Медсестра была недовольна, что ее разбудили, но, судя по всему, никаких посторонних в палате не увидела. Полина не стала ей ничего рассказывать, попросила сделать укол, чтобы как-то объяснить вызов.
Укол помог, она тут же уснула. Вот только сны были какие-то странные. Чужие сны. Продолжения историй мужчины и женщины, которые приходили к ней этой ночью рассказать о себе. Женщина пострадала в результате крушения поезда, когда ехала к своему новому мужу. Мужчина выстраивал план мести своему компаньону. Она не понимала, что происходит.
Весь следующий день они ее донимали: вклинивались в разговор с мамой, перебивали такой всегда обстоятельный отчет врача о ее состоянии, вторгались в сны. Полина попросила Виктора описать ее палату. Оказалось, что все помещение, довольно большое, поделено на отдельные боксы. В боксах справа и слева от нее находились две девушки, обе в сознании – пострадали при взрыве на заводе бытовой химии. Версия о том, что эти голоса – бормотание соседей в бреду, провалилась. И потом, кроме нее, их никто не слышал. Что же тогда это такое?
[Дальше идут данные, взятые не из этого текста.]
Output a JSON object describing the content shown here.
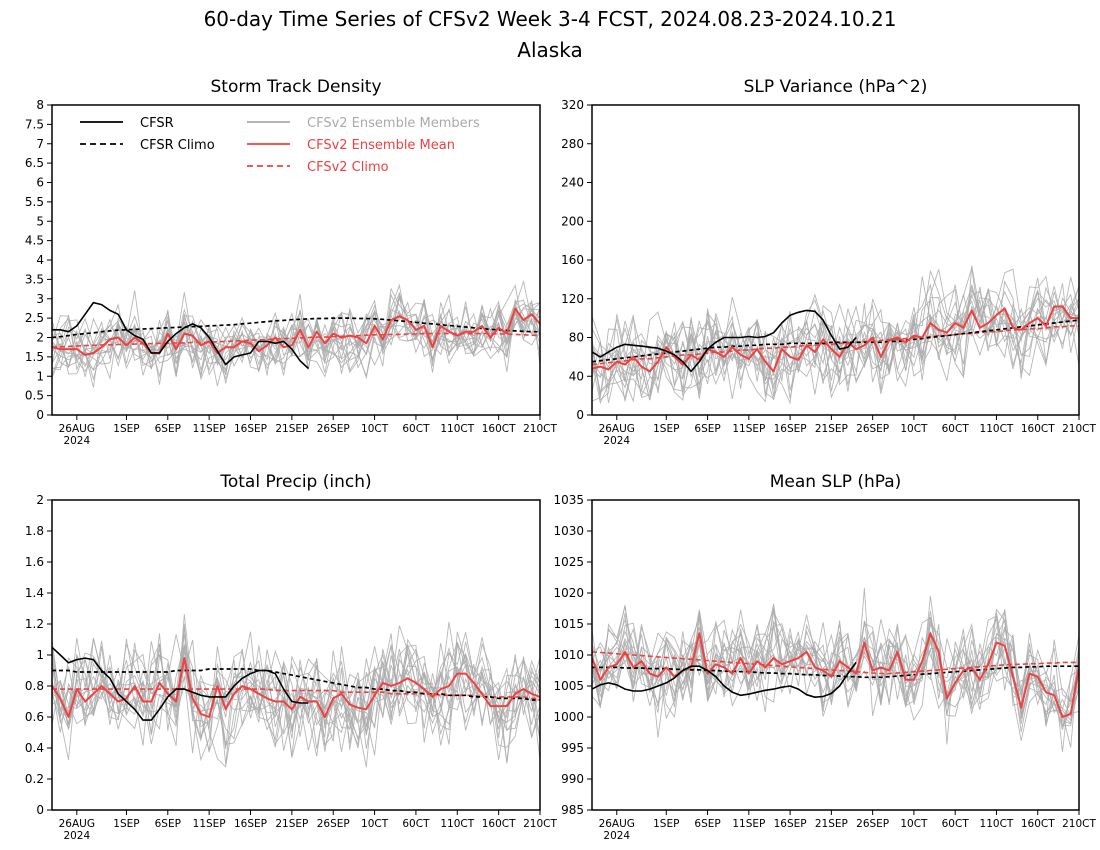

Ночью они совсем распоясались. Женщина умоляла своего покинутого мужа о прощении, но так зло, так яростно, будто продолжала его ненавидеть. Мужчина, представляя, что находится в зале суда, давал свидетельские показания против своего обидчика. И не было никакой возможности их усмирить – они ее совершенно не слушали. Лишь под утро мужчина наконец замолчал. Ярость женщины сменилась тихими всхлипами. Но вступил третий, неслышный до этого голос, слабенький, тонкий, почти детский. И тогда Полина пришла к неприятному открытию, что обрела способность слышать мысли и видеть сны посторонних людей. Не всех, только некоторых, ведь ни родителей, ни Виктора, ни медперсонал, ни ближайших своих соседок она совершенно не слышала.
Утром Полина рассказала об этом врачу, подробно, не упуская ни малейшей детали. Тот сначала пришел в необыкновенное и непонятное волнение, потом, видимо, чтобы скрыть свою растерянность, загрузил ее медицинскими терминами. Из его объяснений она поняла лишь то, что никаких особых способностей у нее не появилось – это побочные действия лекарств и последствие травмы.
– Все пройдет, как только вы поправитесь, – сказал врач под конец, – а поправитесь вы обязательно.